Ich hatte gehofft, dass Sie mit dem Antrag, den Sie gestellt haben, zu so einer Entscheidung kommen würden. Sie wollen die Schulämter auf eine solide Basis stellen, und Sie wollen das Ganze zukunftsfähig machen. Dazu aber habe ich von Ihnen noch nichts gehört. Vielleicht kommt dazu noch etwas; Sie haben ja noch Redezeit.

Die Begründung für den von Ihnen eingereichten Antrag, den wir im Präsidium noch ohne Begründung vorliegen hatten, ist ohnehin sehr mager. Zudem enthält sie falsche Aussagen bezüglich der Beteiligung. Herr Büttner, lesen Sie den AG-EVABericht, den wir zu spät bekommen haben! Beteiligt waren der Hauptpersonalrat in Person von Herrn Kramer und drei Schulämter - von Anfang an! Ihre Behauptung stimmt also nicht.

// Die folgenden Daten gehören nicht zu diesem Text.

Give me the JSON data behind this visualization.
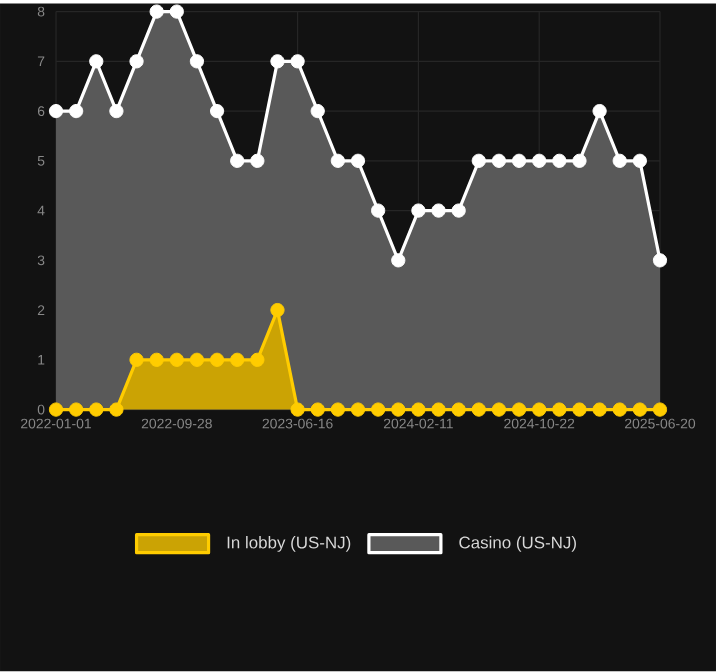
{
  "chart_data": {
    "type": "area",
    "categories": [
      "2022-01-01",
      null,
      null,
      null,
      null,
      null,
      "2022-09-28",
      null,
      null,
      null,
      null,
      null,
      "2023-06-16",
      null,
      null,
      null,
      null,
      null,
      "2024-02-11",
      null,
      null,
      null,
      null,
      null,
      "2024-10-22",
      null,
      null,
      null,
      null,
      null,
      "2025-06-20"
    ],
    "series": [
      {
        "name": "In lobby (US-NJ)",
        "color": "#ffcc00",
        "values": [
          0,
          0,
          0,
          0,
          1,
          1,
          1,
          1,
          1,
          1,
          1,
          2,
          0,
          0,
          0,
          0,
          0,
          0,
          0,
          0,
          0,
          0,
          0,
          0,
          0,
          0,
          0,
          0,
          0,
          0,
          0
        ]
      },
      {
        "name": "Casino (US-NJ)",
        "color": "#ffffff",
        "values": [
          6,
          6,
          7,
          6,
          7,
          8,
          8,
          7,
          6,
          5,
          5,
          7,
          7,
          6,
          5,
          5,
          4,
          3,
          4,
          4,
          4,
          5,
          5,
          5,
          5,
          5,
          5,
          6,
          5,
          5,
          3
        ]
      }
    ],
    "ylim": [
      0,
      8
    ],
    "yticks": [
      0,
      1,
      2,
      3,
      4,
      5,
      6,
      7,
      8
    ],
    "grid": true,
    "legend": "bottom",
    "marker": "circle"
  }
}
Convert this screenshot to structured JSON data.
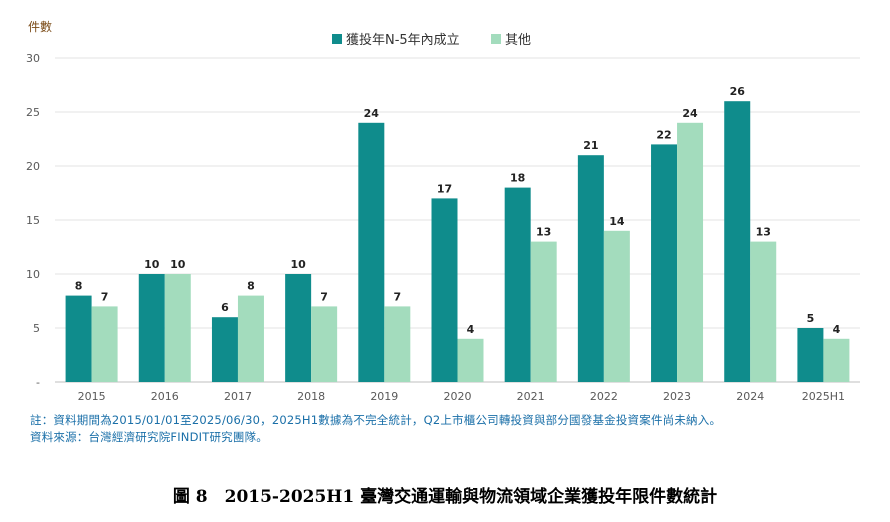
{
  "chart_data": {
    "type": "bar",
    "ylabel": "件數",
    "ylim": [
      0,
      30
    ],
    "yticks": [
      "-",
      "5",
      "10",
      "15",
      "20",
      "25",
      "30"
    ],
    "categories": [
      "2015",
      "2016",
      "2017",
      "2018",
      "2019",
      "2020",
      "2021",
      "2022",
      "2023",
      "2024",
      "2025H1"
    ],
    "series": [
      {
        "name": "獲投年N-5年內成立",
        "color": "#0f8c8c",
        "values": [
          8,
          10,
          6,
          10,
          24,
          17,
          18,
          21,
          22,
          26,
          5
        ]
      },
      {
        "name": "其他",
        "color": "#a3dcbd",
        "values": [
          7,
          10,
          8,
          7,
          7,
          4,
          13,
          14,
          24,
          13,
          4
        ]
      }
    ],
    "legend_position": "top",
    "grid": true
  },
  "notes": {
    "line1": "註：資料期間為2015/01/01至2025/06/30，2025H1數據為不完全統計，Q2上市櫃公司轉投資與部分國發基金投資案件尚未納入。",
    "line2": "資料來源：台灣經濟研究院FINDIT研究團隊。"
  },
  "caption": "圖 8　2015-2025H1 臺灣交通運輸與物流領域企業獲投年限件數統計"
}
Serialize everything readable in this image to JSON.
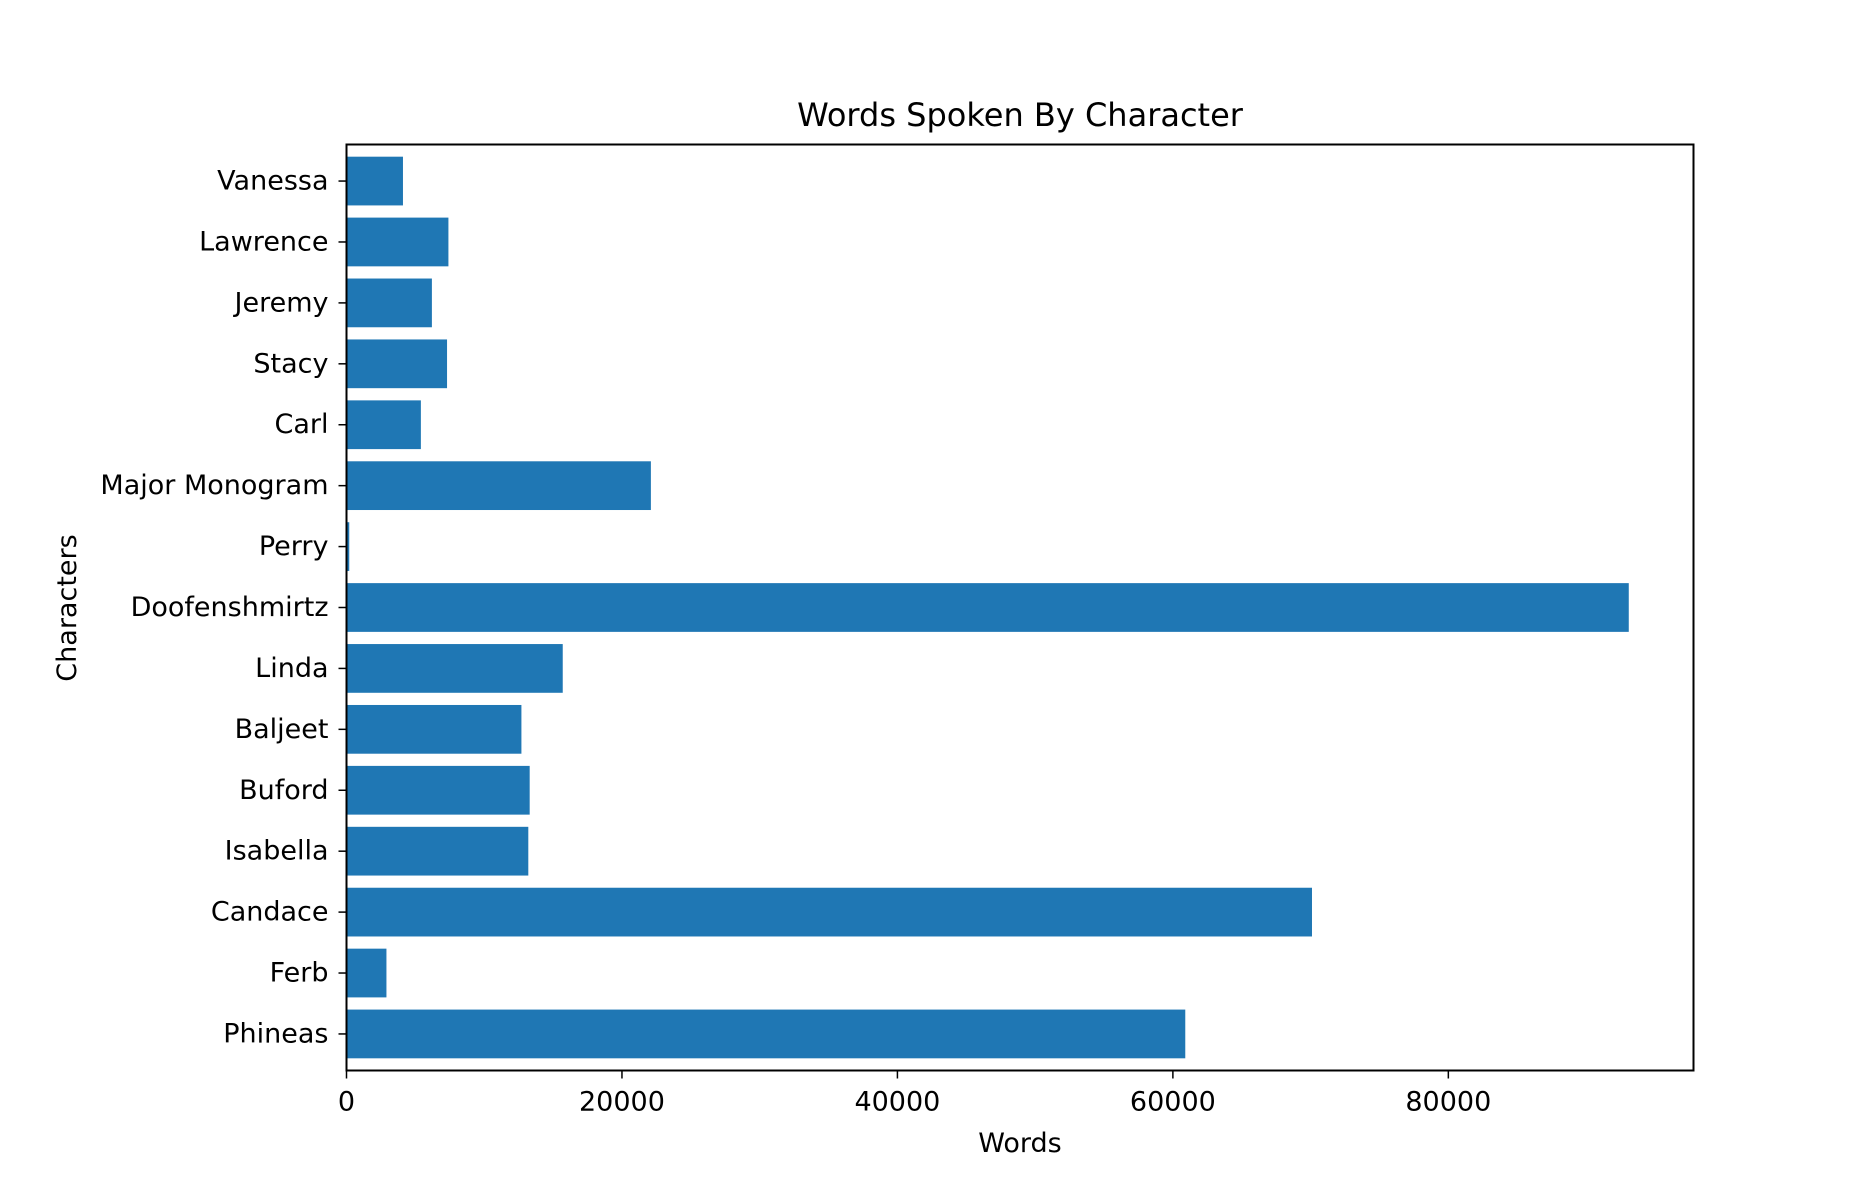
{
  "chart_data": {
    "type": "bar",
    "orientation": "horizontal",
    "title": "Words Spoken By Character",
    "xlabel": "Words",
    "ylabel": "Characters",
    "categories": [
      "Phineas",
      "Ferb",
      "Candace",
      "Isabella",
      "Buford",
      "Baljeet",
      "Linda",
      "Doofenshmirtz",
      "Perry",
      "Major Monogram",
      "Carl",
      "Stacy",
      "Jeremy",
      "Lawrence",
      "Vanessa"
    ],
    "values": [
      60900,
      2900,
      70100,
      13200,
      13300,
      12700,
      15700,
      93100,
      200,
      22100,
      5400,
      7300,
      6200,
      7400,
      4100
    ],
    "xlim": [
      0,
      97800
    ],
    "xticks": [
      0,
      20000,
      40000,
      60000,
      80000
    ],
    "xtick_labels": [
      "0",
      "20000",
      "40000",
      "60000",
      "80000"
    ],
    "bar_color": "#1f77b4",
    "grid": false,
    "legend": "none"
  }
}
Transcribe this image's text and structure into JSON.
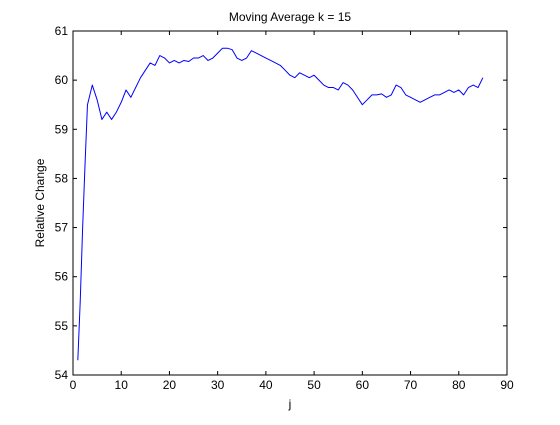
{
  "chart_data": {
    "type": "line",
    "title": "Moving Average k = 15",
    "xlabel": "j",
    "ylabel": "Relative Change",
    "xlim": [
      0,
      90
    ],
    "ylim": [
      54,
      61
    ],
    "xticks": [
      0,
      10,
      20,
      30,
      40,
      50,
      60,
      70,
      80,
      90
    ],
    "yticks": [
      54,
      55,
      56,
      57,
      58,
      59,
      60,
      61
    ],
    "grid": false,
    "legend": "none",
    "line_color": "#0000ff",
    "series": [
      {
        "x": [
          1,
          1.5,
          2,
          2.5,
          3,
          4,
          5,
          6,
          7,
          8,
          9,
          10,
          11,
          12,
          13,
          14,
          15,
          16,
          17,
          18,
          19,
          20,
          21,
          22,
          23,
          24,
          25,
          26,
          27,
          28,
          29,
          30,
          31,
          32,
          33,
          34,
          35,
          36,
          37,
          38,
          39,
          40,
          41,
          42,
          43,
          44,
          45,
          46,
          47,
          48,
          49,
          50,
          51,
          52,
          53,
          54,
          55,
          56,
          57,
          58,
          59,
          60,
          61,
          62,
          63,
          64,
          65,
          66,
          67,
          68,
          69,
          70,
          71,
          72,
          73,
          74,
          75,
          76,
          77,
          78,
          79,
          80,
          81,
          82,
          83,
          84,
          85
        ],
        "y": [
          54.3,
          55.5,
          57.0,
          58.3,
          59.5,
          59.9,
          59.6,
          59.2,
          59.35,
          59.2,
          59.35,
          59.55,
          59.8,
          59.65,
          59.85,
          60.05,
          60.2,
          60.35,
          60.3,
          60.5,
          60.45,
          60.35,
          60.4,
          60.35,
          60.4,
          60.38,
          60.45,
          60.45,
          60.5,
          60.4,
          60.45,
          60.55,
          60.65,
          60.65,
          60.62,
          60.45,
          60.4,
          60.45,
          60.6,
          60.55,
          60.5,
          60.45,
          60.4,
          60.35,
          60.3,
          60.2,
          60.1,
          60.05,
          60.15,
          60.1,
          60.05,
          60.1,
          60.0,
          59.9,
          59.85,
          59.85,
          59.8,
          59.95,
          59.9,
          59.8,
          59.65,
          59.5,
          59.6,
          59.7,
          59.7,
          59.72,
          59.65,
          59.7,
          59.9,
          59.85,
          59.7,
          59.65,
          59.6,
          59.55,
          59.6,
          59.65,
          59.7,
          59.7,
          59.75,
          59.8,
          59.75,
          59.8,
          59.7,
          59.85,
          59.9,
          59.85,
          60.05
        ]
      }
    ]
  }
}
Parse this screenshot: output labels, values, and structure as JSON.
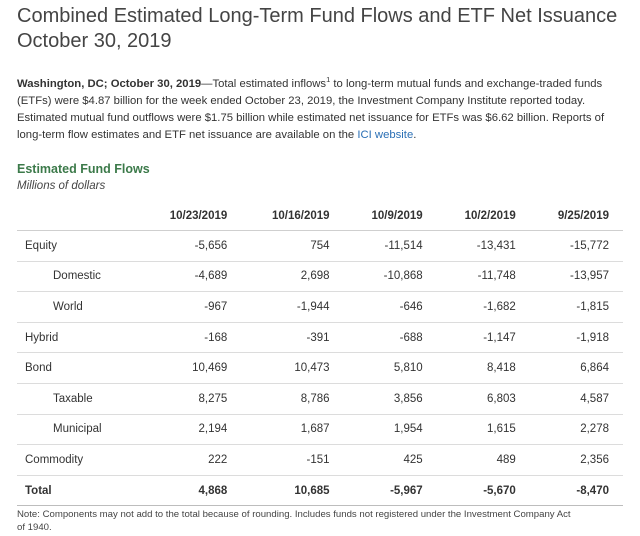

Jetzt komme ich zu dem Punkt, zu dem wir schon Konsens haben, Herr Büttner. Wir haben in der Sitzung des Bildungsausschusses im Dezember nicht nur erstaunt geguckt, sondern wir haben uns mit diesem Prozedere sehr wohl auch auseinandergesetzt. Ich bin damals genauso unzufrieden gewesen wie Sie, und wenn das heute Ihr zentrales Thema ist, dann arbeiten Sie das halt noch einmal ab, indem Sie schmutzige Wäsche waschen und sagen: Der Prozess war suboptimal. - Es gab eine Gruppe von Verwaltungsoptimierern, die daran gearbeitet hat, und es gab die EVA-Gruppe. Das parallele Tätigwerden hat dazu geführt, dass nach der Evaluation Ergebnisoffenheit nicht mehr bestand. Das habe auch ich kritisiert, und dazu stehe ich heute noch. Das ist aber das Einzige, wo ich an Ihrer Seite bin. Ich wiederhole: Der Prozess war ein schwieriger, und die Menschen hätten nicht so verunsichert werden müssen.

Seitdem ist aber ein Jahr vergangen, Herr Büttner. Inzwischen haben sich mit einer ganz anderen Beteiligung neue Arbeitsstrukturen gebildet; wir sind im Ausschuss darüber auch informiert worden. Worauf wollen Sie denn jetzt politisch hinaus? Ich versuche mir das vorzustellen: Woraus wollen Sie als FDP jetzt Profit ziehen?

(Büttner [FDP]: Sagen Sie mal, was Sie wollen!)

Mir würde, wäre ich noch in der Opposition, so viel einfallen zum Schuljahresende. Es gibt noch Baustellen, die wir zu beackern haben. Diese aber gehört nicht mehr dazu.

Ich komme zu Ihrem Entschließungsantrag, auf den die CDU dann noch mit draufgegangen ist.

(Senftleben [CDU]: Hallo, hallo, hallo? Den haben wir geschrieben!)

Was steht dort zu Ihrer zukunftsfähigen Konzeption? Sie sagen: Aussetzen! Das ist der erste Punkt. Sie wollen das Ganze aussetzen.

Ich habe vor einem Jahr auch gefordert, den Reset-Knopf zu drücken und noch einmal ergebnisoffen zu prüfen, welche Modelle wir uns vorstellen können. Das habe ich gesagt.